Dareen Tatour was arrested in 2015 and held in house arrest for nearly three years for publishing a poem on Facebook. On Thursday morning, an Israeli court convicted her of incitement to violence and support for a terrorist organization.
By +972 Magazine Staff
An Israeli court convicted poet Dareen Tatour, a Palestinian citizen of Israel, of incitement to violence and support for terrorism on Thursday. The conviction comes nearly three years after she was first arrested for publishing her poetry on social media.
Tatour, 36, hails from the village of Reineh near Nazareth. She was arrested on October 15, 2015 after publishing a number of poems on her Facebook page, including “Qawem Ya Sha’abi, Qawemhum” (“Resist my people, resist them”).

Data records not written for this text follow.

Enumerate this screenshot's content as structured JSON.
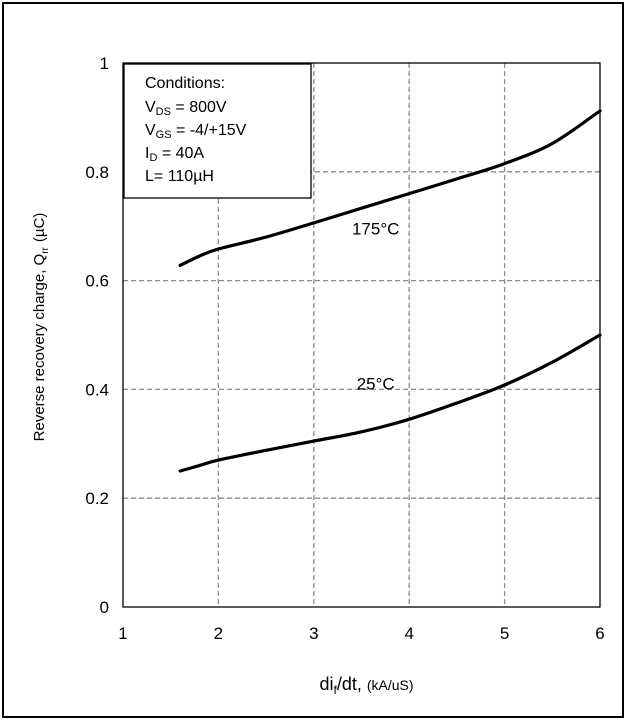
{
  "chart_data": {
    "type": "line",
    "xlabel": {
      "main": "di",
      "sub": "f",
      "rest": "/dt,",
      "units": "(kA/uS)"
    },
    "ylabel": {
      "main": "Reverse  recovery charge, Q",
      "sub": "rr",
      "units": "(µC)"
    },
    "xlim": [
      1,
      6
    ],
    "ylim": [
      0,
      1
    ],
    "x_ticks": [
      "1",
      "2",
      "3",
      "4",
      "5",
      "6"
    ],
    "y_ticks": [
      "0",
      "0.2",
      "0.4",
      "0.6",
      "0.8",
      "1"
    ],
    "grid": true,
    "series": [
      {
        "name": "175°C",
        "x": [
          1.6,
          1.8,
          2.0,
          2.5,
          3.0,
          3.5,
          4.0,
          4.5,
          5.0,
          5.5,
          6.0
        ],
        "y": [
          0.628,
          0.645,
          0.658,
          0.68,
          0.706,
          0.733,
          0.76,
          0.787,
          0.815,
          0.852,
          0.912
        ]
      },
      {
        "name": "25°C",
        "x": [
          1.6,
          1.8,
          2.0,
          2.5,
          3.0,
          3.5,
          4.0,
          4.5,
          5.0,
          5.5,
          6.0
        ],
        "y": [
          0.25,
          0.26,
          0.27,
          0.288,
          0.305,
          0.322,
          0.345,
          0.375,
          0.408,
          0.45,
          0.5
        ]
      }
    ],
    "series_labels": [
      {
        "text": "175°C",
        "x": 3.4,
        "y": 0.685
      },
      {
        "text": "25°C",
        "x": 3.45,
        "y": 0.4
      }
    ],
    "conditions": {
      "title": "Conditions:",
      "lines": [
        {
          "pre": "V",
          "sub": "DS",
          "post": " = 800V"
        },
        {
          "pre": "V",
          "sub": "GS",
          "post": " = -4/+15V"
        },
        {
          "pre": "I",
          "sub": "D",
          "post": " = 40A"
        },
        {
          "pre": "L= 110µH",
          "sub": "",
          "post": ""
        }
      ]
    }
  }
}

That poem was published in 2015 (read an English translation here) at the height of Palestinian protests across Israel and the West Bank and during a wave of so-called lone-wolf stabbing and vehicular attacks against Israeli security forces and civilians, largely in Jerusalem and Hebron. A few days after Tatour posted “Resist my people, resist them” on Facebook, police stormed her house and arrested her in the middle of the night.
Following her arrest, Tatour was imprisoned for three months, then released and put under house arrest in an apartment in Kiryat Ono, just outside Tel Aviv, at the demand of Israeli authorities. She was forced to wear an ankle monitor, was forbidden from using the internet, the phone, or any other means of communication.

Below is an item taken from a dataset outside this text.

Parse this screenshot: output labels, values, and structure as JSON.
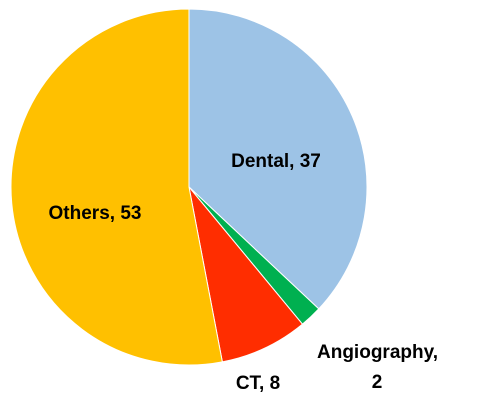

In May 2017, an Israeli court decided to ease the conditions of her arrest, allowing her to live under house arrest in her home village, where she may only leave her house accompanied by a custodian.
In November of 2016, Tatour testified and admitted that she had written the statuses. She explained that she was protesting the occupation, denouncing the crimes committed against Palestinians by the Israeli army and the settlers, adding that the police translation distorted her texts. Throughout the trial, the defense called a cast of experts on Hebrew and Arabic literature to testify about the various meanings of specific words and phrases used by Tatour in her art, as well as the nature of political poetry, and how even some of the most oppressive regimes in the world have tolerated dissident poets.
“The court convicted me of terrorism. If that’s my terrorism, I give the world a terrorism of love,” Tatour said after the verdict.
In July 2016, over 150 literary icons, including Alice Walker and Dave Eggers, signed a letter in solidarity with Tatour, calling Tatour’s imprisonment “part of a larger pattern of Israeli repression against all Palestinians.” Over 1,000 Israelis signed a petition in August 2017 calling for Tatour’s release.
Asked if she was optimistic, Tatour replied, “So-so. I am trying to remain optimistic. There is a poem in my book about handcuffs, which terrifyingly enough came true. They say that every poet is a prophet, and I feel that. In this country we cannot be too optimistic, but I am trying my best.”